Amy Dale Chief Court Reporter
The Daily Telegraph
September 23 2015
But Hamza Cheikho, 22, yesterday told the court his quote had been “taken out of context”.
Moments before he was shown the footage from an ABC news bulletin, Mr Cheikho had told a jury he did not agree anyone who insults Islam should be punished by decapitation.
Mr Cheikho is suing Nationwide News, publisher of The Daily Telegraph, for defamation over four articles published in the days following the violent September, 2012, protests, during which several police officers were injured.
The publisher is defending the claims on grounds including truth and honest opinion.
The Supreme Court also heard Mr Cheikho attended a conference organised by radical Islamic group Hizb Ut-Tahrir the day after the riots, but he said during his evidence that he “wasn’t sure” if Hizb Ut-Tahrir was a radical group.

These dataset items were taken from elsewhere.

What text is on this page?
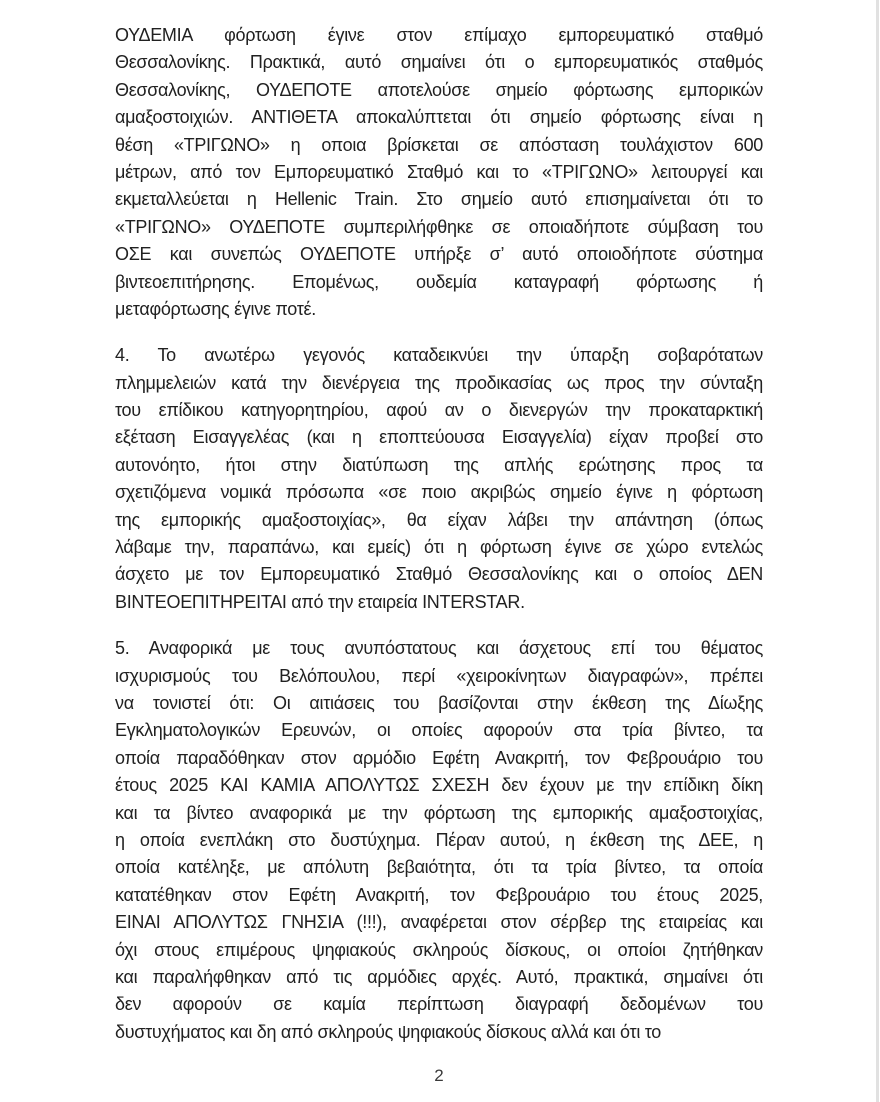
ΟΥΔΕΜΙΑ φόρτωση έγινε στον επίμαχο εμπορευματικό σταθμό
Θεσσαλονίκης. Πρακτικά, αυτό σημαίνει ότι ο εμπορευματικός σταθμός
Θεσσαλονίκης, ΟΥΔΕΠΟΤΕ αποτελούσε σημείο φόρτωσης εμπορικών
αμαξοστοιχιών. ΑΝΤΙΘΕΤΑ αποκαλύπτεται ότι σημείο φόρτωσης είναι η
θέση «ΤΡΙΓΩΝΟ» η οποια βρίσκεται σε απόσταση τουλάχιστον 600
μέτρων, από τον Εμπορευματικό Σταθμό και το «ΤΡΙΓΩΝΟ» λειτουργεί και
εκμεταλλεύεται η Hellenic Train. Στο σημείο αυτό επισημαίνεται ότι το
«ΤΡΙΓΩΝΟ» ΟΥΔΕΠΟΤΕ συμπεριλήφθηκε σε οποιαδήποτε σύμβαση του
ΟΣΕ και συνεπώς ΟΥΔΕΠΟΤΕ υπήρξε σ’ αυτό οποιοδήποτε σύστημα
βιντεοεπιτήρησης. Επομένως, ουδεμία καταγραφή φόρτωσης ή
μεταφόρτωσης έγινε ποτέ.
4. Το ανωτέρω γεγονός καταδεικνύει την ύπαρξη σοβαρότατων
πλημμελειών κατά την διενέργεια της προδικασίας ως προς την σύνταξη
του επίδικου κατηγορητηρίου, αφού αν ο διενεργών την προκαταρκτική
εξέταση Εισαγγελέας (και η εποπτεύουσα Εισαγγελία) είχαν προβεί στο
αυτονόητο, ήτοι στην διατύπωση της απλής ερώτησης προς τα
σχετιζόμενα νομικά πρόσωπα «σε ποιο ακριβώς σημείο έγινε η φόρτωση
της εμπορικής αμαξοστοιχίας», θα είχαν λάβει την απάντηση (όπως
λάβαμε την, παραπάνω, και εμείς) ότι η φόρτωση έγινε σε χώρο εντελώς
άσχετο με τον Εμπορευματικό Σταθμό Θεσσαλονίκης και ο οποίος ΔΕΝ
ΒΙΝΤΕΟΕΠΙΤΗΡΕΙΤΑΙ από την εταιρεία INTERSTAR.
5. Αναφορικά με τους ανυπόστατους και άσχετους επί του θέματος
ισχυρισμούς του Βελόπουλου, περί «χειροκίνητων διαγραφών», πρέπει
να τονιστεί ότι: Οι αιτιάσεις του βασίζονται στην έκθεση της Δίωξης
Εγκληματολογικών Ερευνών, οι οποίες αφορούν στα τρία βίντεο, τα
οποία παραδόθηκαν στον αρμόδιο Εφέτη Ανακριτή, τον Φεβρουάριο του
έτους 2025 ΚΑΙ ΚΑΜΙΑ ΑΠΟΛΥΤΩΣ ΣΧΕΣΗ δεν έχουν με την επίδικη δίκη
και τα βίντεο αναφορικά με την φόρτωση της εμπορικής αμαξοστοιχίας,
η οποία ενεπλάκη στο δυστύχημα. Πέραν αυτού, η έκθεση της ΔΕΕ, η
οποία κατέληξε, με απόλυτη βεβαιότητα, ότι τα τρία βίντεο, τα οποία
κατατέθηκαν στον Εφέτη Ανακριτή, τον Φεβρουάριο του έτους 2025,
ΕΙΝΑΙ ΑΠΟΛΥΤΩΣ ΓΝΗΣΙΑ (!!!), αναφέρεται στον σέρβερ της εταιρείας και
όχι στους επιμέρους ψηφιακούς σκληρούς δίσκους, οι οποίοι ζητήθηκαν
και παραλήφθηκαν από τις αρμόδιες αρχές. Αυτό, πρακτικά, σημαίνει ότι
δεν αφορούν σε καμία περίπτωση διαγραφή δεδομένων του
δυστυχήματος και δη από σκληρούς ψηφιακούς δίσκους αλλά και ότι το
2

“You say, do you, that you don’t agree with the view that a person who insults Islam should be decapitated?” Tom Blackburn SC, counsel for Nationwide News, asked him.
“Yes (I don't agree),” Mr Cheikho said.
“And this was the view you held at the time?”
But the jury of two men and two women who are hearing the case were then immediately shown the news footage, in which Mr Cheikho is asked for his view on beheading those responsible for a YouTube film that was deemed insulting to Islam and Mohammed.
He was being interviewed following public outrage about a placard brandished at the Hyde Park protest, including by a child, which read: “Behead all those who insult the Prophet.”
“It (the placard) wasn’t for the Police Commissioner, it was for the individual who made the video,” Mr Cheikho says in the interview, broadcast by the ABC the day after the riots.
“So you agree the person who made the video should be beheaded?” the reporter asks.
Mr Cheikho replies: “Yeah.”
When questioned in court yesterday by Mr Blackburn about the inconsistency, Mr Cheikho said he had been “taken out of context” and he had been explaining off camera about “Islamic law” and didn’t pay attention to that question.
“The Islamic rule is whoever insults the prophet or curses at the prophet ... the Islamic rule is that they be decapitated,” Mr Cheikho told the jury.
Mr Cheikho earlier said he was not “embarrassed” or “ashamed” to have been at a protest where some had called for the beheading of the person who made the film.
“I put it to you, Mr Cheikho, that after what you said to the ABC you don’t have any right to feel respected about your views on Islam. Do you agree with that proposition?” Mr Blackburn said.
“No,” Mr Cheikho said.
The hearing resumes tomorrow before Justice Lucy McCallum.